We heard one encore, and an arrangement of the most famous work by the most famous Brazilian composer Heitor Villa-Lobos: the Aria from the Bachiana Brasileiras No. 5, originally written as a vocalise for soprano and eight cellos. Mr. Meneses cheerfully introduced himself as the soprano in this arrangement and it worked quite effectively. At the return of the vocalise, Mr. Meneses came closest to what he seemed to be unable to offer during the recital: he was actually trying not so much to sing as to hum and what a nice effect it created.
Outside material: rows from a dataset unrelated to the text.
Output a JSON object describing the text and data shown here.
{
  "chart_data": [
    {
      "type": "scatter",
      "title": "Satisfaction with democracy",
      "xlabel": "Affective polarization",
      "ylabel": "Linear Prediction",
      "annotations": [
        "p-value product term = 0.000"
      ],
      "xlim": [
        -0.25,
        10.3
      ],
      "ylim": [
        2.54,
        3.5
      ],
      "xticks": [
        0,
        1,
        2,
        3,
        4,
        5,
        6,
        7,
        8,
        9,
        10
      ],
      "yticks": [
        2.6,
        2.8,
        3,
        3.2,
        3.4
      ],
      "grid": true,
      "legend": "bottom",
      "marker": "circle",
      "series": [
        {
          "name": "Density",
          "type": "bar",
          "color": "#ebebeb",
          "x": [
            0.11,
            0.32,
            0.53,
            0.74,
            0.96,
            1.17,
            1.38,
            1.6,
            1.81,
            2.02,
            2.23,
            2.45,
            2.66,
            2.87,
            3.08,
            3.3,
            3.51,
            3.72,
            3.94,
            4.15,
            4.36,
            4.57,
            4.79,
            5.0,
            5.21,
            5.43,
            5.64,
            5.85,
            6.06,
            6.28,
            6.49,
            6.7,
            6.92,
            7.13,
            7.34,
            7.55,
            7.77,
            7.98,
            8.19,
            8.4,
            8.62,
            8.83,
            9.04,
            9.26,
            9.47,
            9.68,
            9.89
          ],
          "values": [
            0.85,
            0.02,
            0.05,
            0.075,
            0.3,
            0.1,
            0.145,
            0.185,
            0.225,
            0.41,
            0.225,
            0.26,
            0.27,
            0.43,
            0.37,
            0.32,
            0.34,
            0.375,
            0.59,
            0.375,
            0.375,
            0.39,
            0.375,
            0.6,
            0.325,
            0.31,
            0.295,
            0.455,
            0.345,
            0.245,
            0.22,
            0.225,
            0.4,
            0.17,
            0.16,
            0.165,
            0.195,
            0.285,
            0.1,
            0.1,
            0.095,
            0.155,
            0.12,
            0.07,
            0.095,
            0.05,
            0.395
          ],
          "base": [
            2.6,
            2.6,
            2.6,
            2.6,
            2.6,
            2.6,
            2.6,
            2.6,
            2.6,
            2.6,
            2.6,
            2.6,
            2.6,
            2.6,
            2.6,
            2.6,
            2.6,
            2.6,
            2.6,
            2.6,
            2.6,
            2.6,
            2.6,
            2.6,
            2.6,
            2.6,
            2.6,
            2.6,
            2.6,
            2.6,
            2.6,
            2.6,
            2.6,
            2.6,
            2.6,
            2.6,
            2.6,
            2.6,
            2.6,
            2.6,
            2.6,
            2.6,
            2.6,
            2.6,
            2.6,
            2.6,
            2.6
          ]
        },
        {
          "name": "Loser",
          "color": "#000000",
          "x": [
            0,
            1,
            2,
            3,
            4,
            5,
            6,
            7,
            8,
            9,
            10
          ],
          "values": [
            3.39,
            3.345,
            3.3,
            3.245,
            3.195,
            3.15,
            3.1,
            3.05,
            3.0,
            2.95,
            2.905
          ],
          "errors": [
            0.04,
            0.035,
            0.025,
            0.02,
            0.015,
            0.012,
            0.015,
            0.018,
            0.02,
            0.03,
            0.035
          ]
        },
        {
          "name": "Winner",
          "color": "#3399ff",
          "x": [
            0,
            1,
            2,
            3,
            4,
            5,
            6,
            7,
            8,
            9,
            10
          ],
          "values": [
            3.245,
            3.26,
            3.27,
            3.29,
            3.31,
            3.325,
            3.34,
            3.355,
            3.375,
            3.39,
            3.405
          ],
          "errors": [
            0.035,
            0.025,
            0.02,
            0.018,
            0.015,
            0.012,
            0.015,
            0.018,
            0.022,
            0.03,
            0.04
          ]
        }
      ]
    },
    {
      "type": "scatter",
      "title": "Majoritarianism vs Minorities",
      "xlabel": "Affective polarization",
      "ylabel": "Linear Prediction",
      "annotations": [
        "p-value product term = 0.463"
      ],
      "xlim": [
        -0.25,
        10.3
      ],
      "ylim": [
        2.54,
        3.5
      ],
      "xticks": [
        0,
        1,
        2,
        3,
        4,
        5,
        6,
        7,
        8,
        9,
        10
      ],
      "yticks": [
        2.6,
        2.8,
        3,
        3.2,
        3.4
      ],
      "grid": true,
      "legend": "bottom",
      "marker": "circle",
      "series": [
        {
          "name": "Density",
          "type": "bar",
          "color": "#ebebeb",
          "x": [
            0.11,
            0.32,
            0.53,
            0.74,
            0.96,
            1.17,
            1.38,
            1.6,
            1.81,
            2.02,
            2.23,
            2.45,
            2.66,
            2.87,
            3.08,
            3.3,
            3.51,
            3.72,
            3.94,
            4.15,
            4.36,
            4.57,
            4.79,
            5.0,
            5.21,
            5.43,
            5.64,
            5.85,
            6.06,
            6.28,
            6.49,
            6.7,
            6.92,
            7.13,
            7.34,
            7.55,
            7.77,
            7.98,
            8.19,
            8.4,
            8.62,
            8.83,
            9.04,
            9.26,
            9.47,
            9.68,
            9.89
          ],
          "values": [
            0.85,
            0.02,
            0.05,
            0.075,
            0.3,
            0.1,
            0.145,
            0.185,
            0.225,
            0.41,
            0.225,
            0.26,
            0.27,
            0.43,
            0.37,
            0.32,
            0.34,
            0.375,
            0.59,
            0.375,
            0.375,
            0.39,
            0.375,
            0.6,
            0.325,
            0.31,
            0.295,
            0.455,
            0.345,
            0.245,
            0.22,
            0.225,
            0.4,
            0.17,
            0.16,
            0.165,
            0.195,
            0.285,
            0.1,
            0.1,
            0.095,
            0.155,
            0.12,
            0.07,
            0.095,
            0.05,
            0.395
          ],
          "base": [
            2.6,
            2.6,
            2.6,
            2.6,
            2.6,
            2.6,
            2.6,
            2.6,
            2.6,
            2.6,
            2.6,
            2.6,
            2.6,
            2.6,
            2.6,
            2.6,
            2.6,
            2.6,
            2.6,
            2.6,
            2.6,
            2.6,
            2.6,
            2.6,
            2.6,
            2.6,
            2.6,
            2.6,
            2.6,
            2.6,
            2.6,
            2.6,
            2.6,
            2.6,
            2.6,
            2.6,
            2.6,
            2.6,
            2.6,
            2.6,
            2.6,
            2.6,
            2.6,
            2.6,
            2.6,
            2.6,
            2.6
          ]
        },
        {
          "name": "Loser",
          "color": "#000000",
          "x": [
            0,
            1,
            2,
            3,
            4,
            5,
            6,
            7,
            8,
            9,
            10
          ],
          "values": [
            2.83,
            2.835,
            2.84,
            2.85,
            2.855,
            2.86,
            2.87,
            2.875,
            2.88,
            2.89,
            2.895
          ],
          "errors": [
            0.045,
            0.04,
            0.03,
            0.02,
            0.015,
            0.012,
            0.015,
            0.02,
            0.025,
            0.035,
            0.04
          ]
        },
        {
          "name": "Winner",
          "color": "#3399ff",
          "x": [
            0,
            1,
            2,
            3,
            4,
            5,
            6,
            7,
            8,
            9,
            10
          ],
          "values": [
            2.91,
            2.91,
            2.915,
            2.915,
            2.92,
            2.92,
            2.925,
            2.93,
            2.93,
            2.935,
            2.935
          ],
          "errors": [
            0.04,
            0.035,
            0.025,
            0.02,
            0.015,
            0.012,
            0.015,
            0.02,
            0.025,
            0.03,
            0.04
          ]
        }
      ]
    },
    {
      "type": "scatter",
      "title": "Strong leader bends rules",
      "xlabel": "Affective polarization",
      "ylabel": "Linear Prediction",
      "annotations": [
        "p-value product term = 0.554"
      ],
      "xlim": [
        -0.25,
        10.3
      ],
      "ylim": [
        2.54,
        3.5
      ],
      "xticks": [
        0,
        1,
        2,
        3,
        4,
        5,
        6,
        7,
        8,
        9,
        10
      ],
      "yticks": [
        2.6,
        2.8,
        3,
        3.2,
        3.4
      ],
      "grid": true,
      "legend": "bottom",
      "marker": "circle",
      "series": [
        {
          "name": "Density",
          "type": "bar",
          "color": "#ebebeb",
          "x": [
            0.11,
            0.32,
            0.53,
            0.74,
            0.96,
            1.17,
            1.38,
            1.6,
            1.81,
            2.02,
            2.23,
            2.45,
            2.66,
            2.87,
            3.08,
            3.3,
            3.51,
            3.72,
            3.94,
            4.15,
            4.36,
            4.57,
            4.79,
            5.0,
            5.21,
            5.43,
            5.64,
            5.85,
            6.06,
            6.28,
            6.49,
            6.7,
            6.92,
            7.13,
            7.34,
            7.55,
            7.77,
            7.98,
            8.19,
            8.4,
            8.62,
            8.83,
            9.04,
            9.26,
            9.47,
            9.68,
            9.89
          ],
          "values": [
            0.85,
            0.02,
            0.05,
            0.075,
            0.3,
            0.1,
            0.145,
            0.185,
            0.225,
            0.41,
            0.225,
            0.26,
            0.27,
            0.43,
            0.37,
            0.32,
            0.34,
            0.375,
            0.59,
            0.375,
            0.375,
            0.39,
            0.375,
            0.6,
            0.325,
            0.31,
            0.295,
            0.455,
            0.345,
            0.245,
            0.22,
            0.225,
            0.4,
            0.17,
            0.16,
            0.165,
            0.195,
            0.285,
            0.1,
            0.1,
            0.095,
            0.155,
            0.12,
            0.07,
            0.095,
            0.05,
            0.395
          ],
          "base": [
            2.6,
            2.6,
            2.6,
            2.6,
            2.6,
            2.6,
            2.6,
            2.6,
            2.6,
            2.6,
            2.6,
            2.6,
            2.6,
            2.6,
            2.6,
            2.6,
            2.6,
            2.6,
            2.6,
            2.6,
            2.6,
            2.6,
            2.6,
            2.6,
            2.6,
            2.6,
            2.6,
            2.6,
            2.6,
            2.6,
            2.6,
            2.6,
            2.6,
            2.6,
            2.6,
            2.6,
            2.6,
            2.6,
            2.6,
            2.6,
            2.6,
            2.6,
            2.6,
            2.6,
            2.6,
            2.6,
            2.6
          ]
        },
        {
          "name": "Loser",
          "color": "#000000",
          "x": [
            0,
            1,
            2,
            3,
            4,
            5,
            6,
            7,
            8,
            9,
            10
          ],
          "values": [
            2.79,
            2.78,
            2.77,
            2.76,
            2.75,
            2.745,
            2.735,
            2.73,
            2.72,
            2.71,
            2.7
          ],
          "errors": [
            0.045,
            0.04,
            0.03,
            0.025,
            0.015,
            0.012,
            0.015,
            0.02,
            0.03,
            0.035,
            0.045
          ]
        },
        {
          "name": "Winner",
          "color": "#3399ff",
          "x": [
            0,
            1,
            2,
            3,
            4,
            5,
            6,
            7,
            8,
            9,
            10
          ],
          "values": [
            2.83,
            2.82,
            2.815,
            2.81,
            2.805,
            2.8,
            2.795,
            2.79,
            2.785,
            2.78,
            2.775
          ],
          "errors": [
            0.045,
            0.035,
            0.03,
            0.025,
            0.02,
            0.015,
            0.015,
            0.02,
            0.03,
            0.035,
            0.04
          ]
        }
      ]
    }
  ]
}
And thus for me, it was going to be the last encounter with this august room in which during its eight decades of concerts lucky New Yorkers were able, for many years even for free, to hear the most fantastic musicians of the era. I will miss it albeit I trust the new room – multi-purpose as we are told – which will replace this one will also boast superb acoustics and less noise coming from the air-conditioning vents. And maybe with the new advent, we the listeners will even get program booklets with the program notes that are sometimes sorely needed. After all, how many of us in the audience would be able to name any other composition of Gnattali, Mehmari or Pereira? I surely was not among them.